In a statement, Mexico’s foreign ministry said Thursday it “will authorize, for humanitarian reasons and temporarily, the entry of certain foreign persons from the United States who have entered the country through a port of entry or who have been apprehended between ports of entry, have been interviewed by the authorities of migratory control of that country, and have received a summons to appear before an immigration judge.”

They will be allowed “to our country so that they can wait here for the development of their immigration process in the United States,” the statement read.

“They will be entitled to equal treatment without any discrimination and with due respect to their human rights, as well as the opportunity to apply for a work permit so they can find paid jobs, which will allow them to meet their basic needs,” it continued.

It’s not immediately clear how Mexico will pay to provide humanitarian support for tens of thousands of asylum seekers. Mexico has slashed its budget for refugees in recent years, and López Obrador’s proposed budget for next year includes a 20 percent funding cut for its refugee agency. The new president has long spoken about the need to respect migrant rights, but many in Mexico saw his budget announcement as a sign of his priorities.

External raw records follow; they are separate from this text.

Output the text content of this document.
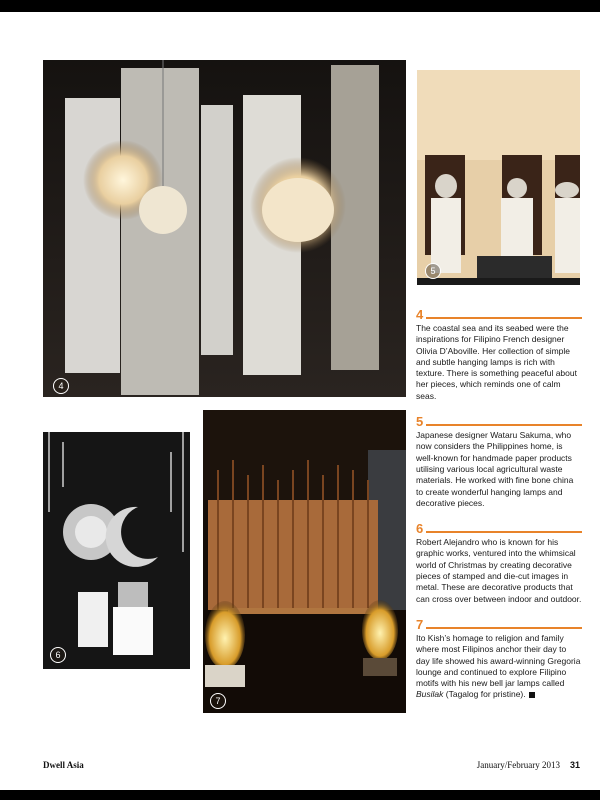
4
5
6
7
4

The coastal sea and its seabed were the inspirations for Filipino French designer Olivia D’Aboville. Her collection of simple and subtle hanging lamps is rich with texture. There is something peaceful about her pieces, which reminds one of calm seas.

5

Japanese designer Wataru Sakuma, who now considers the Philippines home, is well-known for handmade paper products utilising various local agricultural waste materials. He worked with fine bone china to create wonderful hanging lamps and decorative pieces.

6

Robert Alejandro who is known for his graphic works, ventured into the whimsical world of Christmas by creating decorative pieces of stamped and die-cut images in metal. These are decorative products that can cross over between indoor and outdoor.

7

Ito Kish’s homage to religion and family where most Filipinos anchor their day to day life showed his award-winning Gregoria lounge and continued to explore Filipino motifs with his new bell jar lamps called Busilak (Tagalog for pristine).

Dwell Asia	January/February 2013 31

In recent weeks, following the arrival of a large migrant caravan in Tijuana, Mexico’s lack of preparedness has become clear. When the caravan arrived, the government initially created a makeshift shelter in a sports complex. It was cramped, flood-prone and presented public health risks.

Last weekend, two Honduran teenagers who were part of the caravan were found murdered in Tijuana. Mexican police said the two boys had left a shelter for migrant youths and were killed in an apparent robbery attempt. It’s unclear whether the boys had applied for asylum in the United States.

Other parts of northern Mexico present graver challenges for migrants. In the state of Tamaulipas, for instance, which borders southeastern Texas, migrants are regularly kidnapped and extorted, and there is limited space in shelters already inundated by deportees from the United States.

In Reynosa, kidnappings are so common that the city’s Casa del Migrante, run by a Catholic charity, has implemented a new rule: migrants are not allowed to leave. “They leave to buy a sandwich and they disappear,” said Sister Edith Garrido, who has worked at the shelter for three years.

Because asylum cases can drag on for months or years, it’s unclear how migrants would remain safe – with access to food and shelter – or how they would access legal services. It also remains unclear how Mexico will sell the deal to a domestic audience which has resisted the idea of embracing tens of thousands of Central American migrants.

On Tuesday, the Mexican government announced that the United States would contribute $10.6 billion to programs in southern Mexico and Central America that ostensibly would help curb migration. That announcement was perhaps an attempt assuage concern over the new asylum procedure.

But that funding mostly consists of money the United States already had allocated.

“I have to wonder if Mexico knows what it’s signing up for,” said Adam Isacson, a border security analyst at the Washington Office on Latin America (WOLA). “Wait times for asylum hearings are now routinely exceeding 1,200 days. That’s three years. Is Mexico really prepared to host hundreds of thousands of people for that long while they wait for overworked U.S. asylum judges to get to these people’s cases?”